Plans for a minimum unit price for alcohol in Scotland welcomed

The Church of Scotland has welcomed a UK Supreme Court decision that will allow the Scottish Government to press on with plans to introduce a minimum unit price for alcohol.

The Health Minister Shona Robison has announced that Scotland’s minimum price for alcohol will start on May 1 next year.

Rev Dr Richard Frazer, convener of the Church and Society Council, said the policy would save lives and improve life for countless people in poor neighbourhoods.

In a unanimous decision, seven Supreme Court judges rejected a challenge from the Scotch Whisky Association which argued that the policy, passed by MSPs in 2012, breached European Union law.

They ruled the measure was a “appropriately targeted, lawful and proportionate” means of achieving a legitimate aim.

Scottish Government ministers said a 50p-per-unit minimum would help tackle Scotland’s “unhealthy relationship with drink” by raising the price of cheap, high-strength alcohol.


Alcohol misuse costs Scotland £3.6 billion each year – £900 for every adult.

Under the plans, which could be refreshed following a consultation, a three litre bottle of strong cider would cost £11.25 and four 440ml cans of 5% strength lager would cost at least £4.40.

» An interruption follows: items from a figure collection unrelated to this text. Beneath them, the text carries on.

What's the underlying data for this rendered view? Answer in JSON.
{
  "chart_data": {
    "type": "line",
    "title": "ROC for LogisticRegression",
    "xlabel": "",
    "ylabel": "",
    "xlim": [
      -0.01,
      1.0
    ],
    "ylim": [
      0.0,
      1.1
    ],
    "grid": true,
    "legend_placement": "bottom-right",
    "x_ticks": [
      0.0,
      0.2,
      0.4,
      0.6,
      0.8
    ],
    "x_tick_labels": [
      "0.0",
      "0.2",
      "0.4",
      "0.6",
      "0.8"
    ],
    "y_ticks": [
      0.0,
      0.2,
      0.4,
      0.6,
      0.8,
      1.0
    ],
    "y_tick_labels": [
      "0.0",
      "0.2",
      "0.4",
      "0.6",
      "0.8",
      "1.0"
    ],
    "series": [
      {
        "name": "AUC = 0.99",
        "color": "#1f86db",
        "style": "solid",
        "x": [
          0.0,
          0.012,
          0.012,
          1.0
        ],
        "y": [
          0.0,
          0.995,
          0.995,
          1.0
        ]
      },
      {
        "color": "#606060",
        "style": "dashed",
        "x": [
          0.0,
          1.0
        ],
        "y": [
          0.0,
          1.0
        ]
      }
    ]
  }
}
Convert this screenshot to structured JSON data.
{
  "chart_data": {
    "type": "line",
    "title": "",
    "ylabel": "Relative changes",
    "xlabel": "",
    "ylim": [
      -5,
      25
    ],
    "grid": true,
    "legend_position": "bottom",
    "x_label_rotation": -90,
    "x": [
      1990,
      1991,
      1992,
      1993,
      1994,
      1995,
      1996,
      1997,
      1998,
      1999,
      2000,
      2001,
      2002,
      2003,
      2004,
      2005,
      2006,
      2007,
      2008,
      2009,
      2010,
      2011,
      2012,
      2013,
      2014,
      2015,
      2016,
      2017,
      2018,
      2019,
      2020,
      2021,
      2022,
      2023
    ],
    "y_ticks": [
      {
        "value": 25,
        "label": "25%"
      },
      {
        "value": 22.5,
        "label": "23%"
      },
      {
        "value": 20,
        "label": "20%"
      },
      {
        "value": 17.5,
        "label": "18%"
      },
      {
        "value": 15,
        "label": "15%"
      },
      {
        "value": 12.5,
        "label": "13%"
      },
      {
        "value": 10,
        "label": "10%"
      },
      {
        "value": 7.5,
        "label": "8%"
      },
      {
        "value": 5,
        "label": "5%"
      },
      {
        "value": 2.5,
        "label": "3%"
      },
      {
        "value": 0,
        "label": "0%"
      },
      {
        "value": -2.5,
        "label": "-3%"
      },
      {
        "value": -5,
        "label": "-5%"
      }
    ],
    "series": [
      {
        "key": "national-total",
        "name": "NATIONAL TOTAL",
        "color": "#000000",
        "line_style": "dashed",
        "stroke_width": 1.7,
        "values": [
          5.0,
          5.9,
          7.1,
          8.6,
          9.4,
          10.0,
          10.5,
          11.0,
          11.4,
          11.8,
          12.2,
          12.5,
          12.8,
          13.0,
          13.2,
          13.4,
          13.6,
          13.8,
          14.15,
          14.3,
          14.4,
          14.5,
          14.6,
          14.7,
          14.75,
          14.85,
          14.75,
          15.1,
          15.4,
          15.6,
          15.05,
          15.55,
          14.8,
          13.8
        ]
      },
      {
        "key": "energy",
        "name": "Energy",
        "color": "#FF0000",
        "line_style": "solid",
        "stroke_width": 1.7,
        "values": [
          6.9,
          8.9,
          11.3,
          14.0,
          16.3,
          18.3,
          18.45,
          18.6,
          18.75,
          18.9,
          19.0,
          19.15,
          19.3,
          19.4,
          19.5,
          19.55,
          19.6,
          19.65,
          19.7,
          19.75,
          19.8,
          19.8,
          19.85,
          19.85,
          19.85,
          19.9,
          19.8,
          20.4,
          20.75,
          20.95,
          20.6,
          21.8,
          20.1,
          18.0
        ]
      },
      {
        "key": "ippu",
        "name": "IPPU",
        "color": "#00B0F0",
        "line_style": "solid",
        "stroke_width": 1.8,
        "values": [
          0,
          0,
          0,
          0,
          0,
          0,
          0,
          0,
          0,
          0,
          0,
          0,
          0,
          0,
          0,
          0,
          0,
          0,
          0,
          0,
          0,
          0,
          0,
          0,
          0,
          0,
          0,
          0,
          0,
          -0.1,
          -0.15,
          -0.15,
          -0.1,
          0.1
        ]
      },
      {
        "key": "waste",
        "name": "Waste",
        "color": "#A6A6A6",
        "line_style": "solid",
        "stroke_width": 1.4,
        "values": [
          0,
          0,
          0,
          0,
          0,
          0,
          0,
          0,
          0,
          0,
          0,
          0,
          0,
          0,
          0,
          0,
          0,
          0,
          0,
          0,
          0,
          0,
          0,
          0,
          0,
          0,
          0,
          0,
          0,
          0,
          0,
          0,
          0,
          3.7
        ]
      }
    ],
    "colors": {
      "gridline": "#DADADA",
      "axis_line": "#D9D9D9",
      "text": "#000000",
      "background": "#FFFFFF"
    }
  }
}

The Scottish Government said annual alcohol deaths statistics published in August show there were 1,265 alcohol-related deaths in 2016, a 10% increase on the previous year.

Dr Frazer said:

“The Church of Scotland welcomes today’s decision of the Supreme Court.

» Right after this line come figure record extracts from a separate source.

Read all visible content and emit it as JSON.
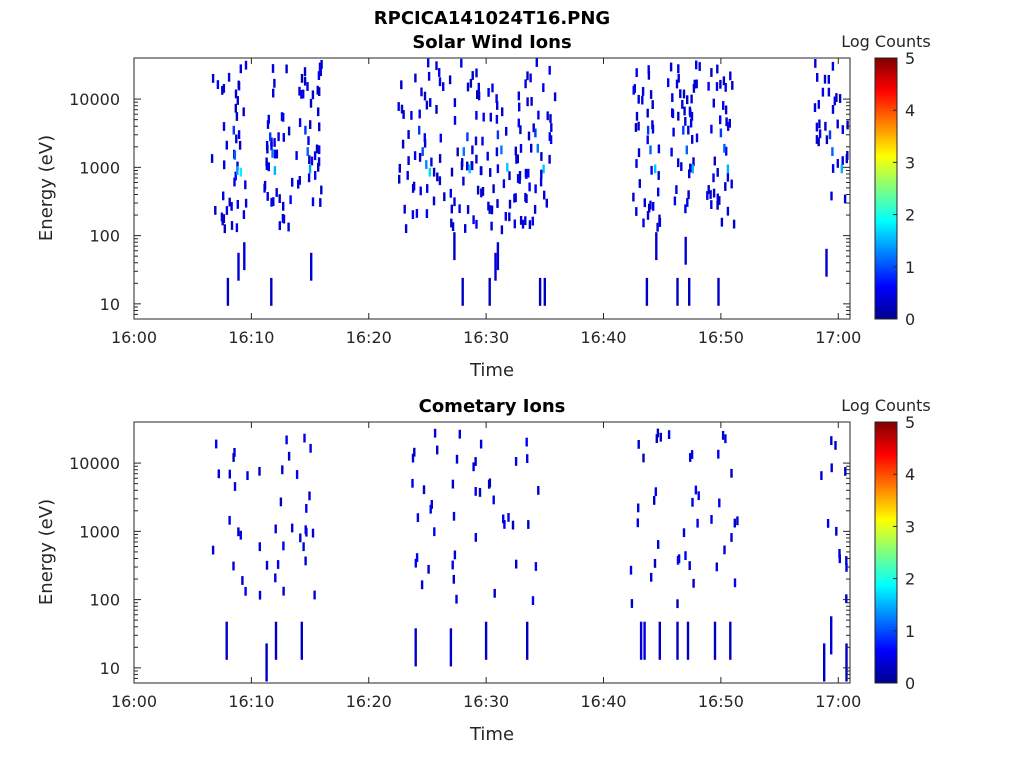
{
  "figure_title": "RPCICA141024T16.PNG",
  "colors": {
    "axis": "#262626",
    "colormap": [
      "#00008f",
      "#0000ff",
      "#0080ff",
      "#00ffff",
      "#80ff80",
      "#ffff00",
      "#ff8000",
      "#ff0000",
      "#800000"
    ]
  },
  "chart_data": [
    {
      "type": "heatmap",
      "title": "Solar Wind Ions",
      "xlabel": "Time",
      "ylabel": "Energy (eV)",
      "x_ticks": [
        "16:00",
        "16:10",
        "16:20",
        "16:30",
        "16:40",
        "16:50",
        "17:00"
      ],
      "y_ticks": [
        "10",
        "100",
        "1000",
        "10000"
      ],
      "y_scale": "log",
      "ylim": [
        6,
        40000
      ],
      "xlim_minutes": [
        0,
        61
      ],
      "colorbar": {
        "label": "Log Counts",
        "range": [
          0,
          5
        ],
        "ticks": [
          "0",
          "1",
          "2",
          "3",
          "4",
          "5"
        ]
      },
      "cells": [
        {
          "t": 8.0,
          "e": 15,
          "v": 0.3
        },
        {
          "t": 11.7,
          "e": 15,
          "v": 0.3
        },
        {
          "t": 28.0,
          "e": 15,
          "v": 0.3
        },
        {
          "t": 30.3,
          "e": 15,
          "v": 0.3
        },
        {
          "t": 34.6,
          "e": 15,
          "v": 0.3
        },
        {
          "t": 35.0,
          "e": 15,
          "v": 0.3
        },
        {
          "t": 43.7,
          "e": 15,
          "v": 0.3
        },
        {
          "t": 46.3,
          "e": 15,
          "v": 0.3
        },
        {
          "t": 47.3,
          "e": 15,
          "v": 0.3
        },
        {
          "t": 49.8,
          "e": 15,
          "v": 0.3
        },
        {
          "t": 8.9,
          "e": 35,
          "v": 0.4
        },
        {
          "t": 9.4,
          "e": 50,
          "v": 0.4
        },
        {
          "t": 15.1,
          "e": 35,
          "v": 0.4
        },
        {
          "t": 30.8,
          "e": 35,
          "v": 0.4
        },
        {
          "t": 31.0,
          "e": 50,
          "v": 0.4
        },
        {
          "t": 47.0,
          "e": 60,
          "v": 0.4
        },
        {
          "t": 59.0,
          "e": 40,
          "v": 0.4
        },
        {
          "t": 27.3,
          "e": 70,
          "v": 0.3
        },
        {
          "t": 44.5,
          "e": 70,
          "v": 0.3
        },
        {
          "t": 8.8,
          "e": 900,
          "v": 1.4
        },
        {
          "t": 9.1,
          "e": 850,
          "v": 1.8
        },
        {
          "t": 8.6,
          "e": 1500,
          "v": 1.1
        },
        {
          "t": 8.5,
          "e": 3500,
          "v": 0.9
        },
        {
          "t": 12.0,
          "e": 900,
          "v": 1.5
        },
        {
          "t": 11.8,
          "e": 1600,
          "v": 1.2
        },
        {
          "t": 11.6,
          "e": 2800,
          "v": 0.9
        },
        {
          "t": 15.0,
          "e": 950,
          "v": 1.4
        },
        {
          "t": 14.8,
          "e": 1700,
          "v": 1.1
        },
        {
          "t": 14.6,
          "e": 3500,
          "v": 0.9
        },
        {
          "t": 24.9,
          "e": 1100,
          "v": 1.3
        },
        {
          "t": 25.2,
          "e": 850,
          "v": 1.7
        },
        {
          "t": 24.6,
          "e": 1700,
          "v": 1.0
        },
        {
          "t": 24.3,
          "e": 3500,
          "v": 0.9
        },
        {
          "t": 28.1,
          "e": 1700,
          "v": 1.2
        },
        {
          "t": 28.6,
          "e": 950,
          "v": 1.6
        },
        {
          "t": 28.4,
          "e": 2800,
          "v": 0.9
        },
        {
          "t": 31.3,
          "e": 1800,
          "v": 1.2
        },
        {
          "t": 31.8,
          "e": 1000,
          "v": 1.6
        },
        {
          "t": 31.0,
          "e": 3000,
          "v": 0.9
        },
        {
          "t": 34.4,
          "e": 1900,
          "v": 1.2
        },
        {
          "t": 34.9,
          "e": 950,
          "v": 1.6
        },
        {
          "t": 34.2,
          "e": 3200,
          "v": 0.9
        },
        {
          "t": 44.0,
          "e": 1800,
          "v": 1.1
        },
        {
          "t": 44.4,
          "e": 950,
          "v": 1.6
        },
        {
          "t": 43.8,
          "e": 3500,
          "v": 0.9
        },
        {
          "t": 47.1,
          "e": 1800,
          "v": 1.1
        },
        {
          "t": 47.6,
          "e": 950,
          "v": 1.5
        },
        {
          "t": 46.8,
          "e": 3500,
          "v": 0.9
        },
        {
          "t": 50.3,
          "e": 1900,
          "v": 1.1
        },
        {
          "t": 50.6,
          "e": 950,
          "v": 1.5
        },
        {
          "t": 50.0,
          "e": 3200,
          "v": 0.9
        },
        {
          "t": 59.5,
          "e": 1700,
          "v": 1.1
        },
        {
          "t": 60.3,
          "e": 950,
          "v": 1.5
        },
        {
          "t": 59.3,
          "e": 3000,
          "v": 0.9
        }
      ],
      "scatter_seed": 11,
      "scatter_groups": [
        {
          "t0": 6.6,
          "t1": 10.0,
          "n": 40
        },
        {
          "t0": 11.0,
          "t1": 13.5,
          "n": 35
        },
        {
          "t0": 13.8,
          "t1": 16.0,
          "n": 35
        },
        {
          "t0": 22.5,
          "t1": 26.5,
          "n": 45
        },
        {
          "t0": 26.8,
          "t1": 29.8,
          "n": 40
        },
        {
          "t0": 30.0,
          "t1": 33.2,
          "n": 40
        },
        {
          "t0": 33.3,
          "t1": 36.0,
          "n": 35
        },
        {
          "t0": 42.5,
          "t1": 45.0,
          "n": 35
        },
        {
          "t0": 45.5,
          "t1": 48.2,
          "n": 40
        },
        {
          "t0": 48.8,
          "t1": 51.5,
          "n": 35
        },
        {
          "t0": 58.0,
          "t1": 60.8,
          "n": 30
        }
      ]
    },
    {
      "type": "heatmap",
      "title": "Cometary Ions",
      "xlabel": "Time",
      "ylabel": "Energy (eV)",
      "x_ticks": [
        "16:00",
        "16:10",
        "16:20",
        "16:30",
        "16:40",
        "16:50",
        "17:00"
      ],
      "y_ticks": [
        "10",
        "100",
        "1000",
        "10000"
      ],
      "y_scale": "log",
      "ylim": [
        6,
        40000
      ],
      "xlim_minutes": [
        0,
        61
      ],
      "colorbar": {
        "label": "Log Counts",
        "range": [
          0,
          5
        ],
        "ticks": [
          "0",
          "1",
          "2",
          "3",
          "4",
          "5"
        ]
      },
      "cells": [
        {
          "t": 7.9,
          "e": 25,
          "v": 0.3
        },
        {
          "t": 11.3,
          "e": 12,
          "v": 0.3
        },
        {
          "t": 12.1,
          "e": 25,
          "v": 0.3
        },
        {
          "t": 14.3,
          "e": 25,
          "v": 0.3
        },
        {
          "t": 24.0,
          "e": 20,
          "v": 0.3
        },
        {
          "t": 27.0,
          "e": 20,
          "v": 0.3
        },
        {
          "t": 30.0,
          "e": 25,
          "v": 0.3
        },
        {
          "t": 33.5,
          "e": 25,
          "v": 0.3
        },
        {
          "t": 43.2,
          "e": 25,
          "v": 0.4
        },
        {
          "t": 43.5,
          "e": 25,
          "v": 0.4
        },
        {
          "t": 44.8,
          "e": 25,
          "v": 0.3
        },
        {
          "t": 46.3,
          "e": 25,
          "v": 0.3
        },
        {
          "t": 47.2,
          "e": 25,
          "v": 0.3
        },
        {
          "t": 49.5,
          "e": 25,
          "v": 0.3
        },
        {
          "t": 50.8,
          "e": 25,
          "v": 0.3
        },
        {
          "t": 58.8,
          "e": 12,
          "v": 0.3
        },
        {
          "t": 59.4,
          "e": 30,
          "v": 0.4
        },
        {
          "t": 60.7,
          "e": 12,
          "v": 0.3
        }
      ],
      "scatter_seed": 29,
      "scatter_groups": [
        {
          "t0": 6.6,
          "t1": 10.0,
          "n": 14
        },
        {
          "t0": 10.5,
          "t1": 13.5,
          "n": 14
        },
        {
          "t0": 13.8,
          "t1": 16.0,
          "n": 12
        },
        {
          "t0": 23.5,
          "t1": 26.5,
          "n": 14
        },
        {
          "t0": 26.8,
          "t1": 29.8,
          "n": 14
        },
        {
          "t0": 30.0,
          "t1": 34.5,
          "n": 16
        },
        {
          "t0": 42.2,
          "t1": 45.0,
          "n": 14
        },
        {
          "t0": 45.5,
          "t1": 48.2,
          "n": 14
        },
        {
          "t0": 48.8,
          "t1": 51.5,
          "n": 12
        },
        {
          "t0": 58.0,
          "t1": 60.8,
          "n": 12
        }
      ]
    }
  ]
}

“We know that alcohol addiction wrecks the lives of individuals and families.

“In my own work with the Grassmarket Community Project at Greyfriars Kirk in Edinburgh, walking alongside some of our most vulnerable citizens, we see all too often the devastating impact that excessive use of alcohol can have on the lives of individuals and their loved ones.

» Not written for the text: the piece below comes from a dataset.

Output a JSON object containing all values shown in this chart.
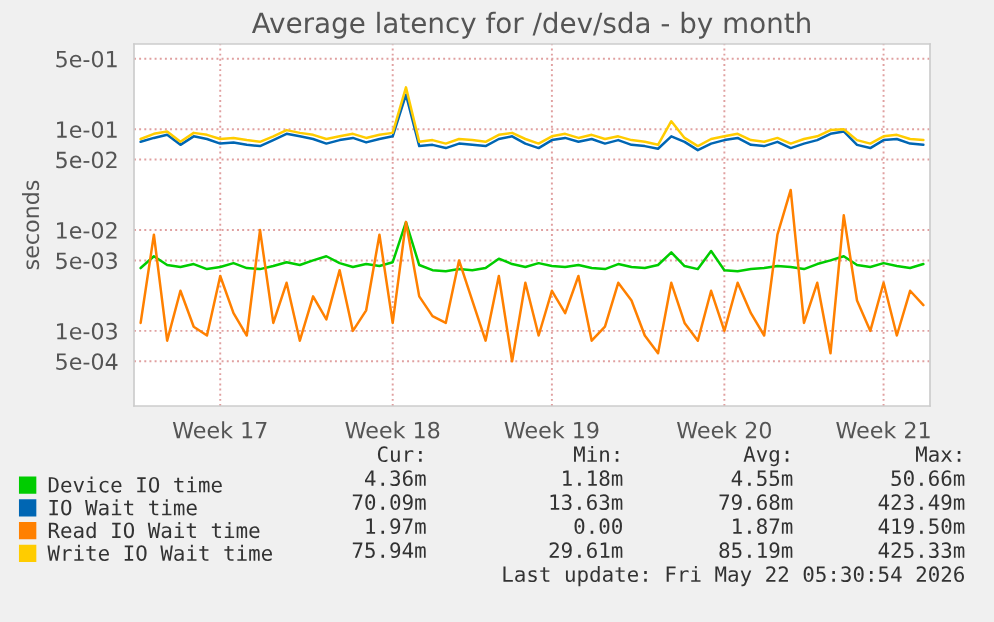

“Alcohol addiction, abuse and the negative impact on health and wellbeing can ravage some in our society.

“Its greatest harm is often experienced in the lives of many of our poorest citizens and in our economically poorest neighbourhoods.

“The introduction of minimum unit pricing will help to tackle this, saving lives and improving life for countless others.

“We hope that it will be enshrined in law as quickly as possible.”


Scotland’s Health Secretary Shona Robison said:

“This is a historic and far-reaching judgment and a landmark moment in our ambition to turn around Scotland’s troubled relationship with alcohol.

“We will proceed with plans to introduce minimum unit pricing as quickly as possible.”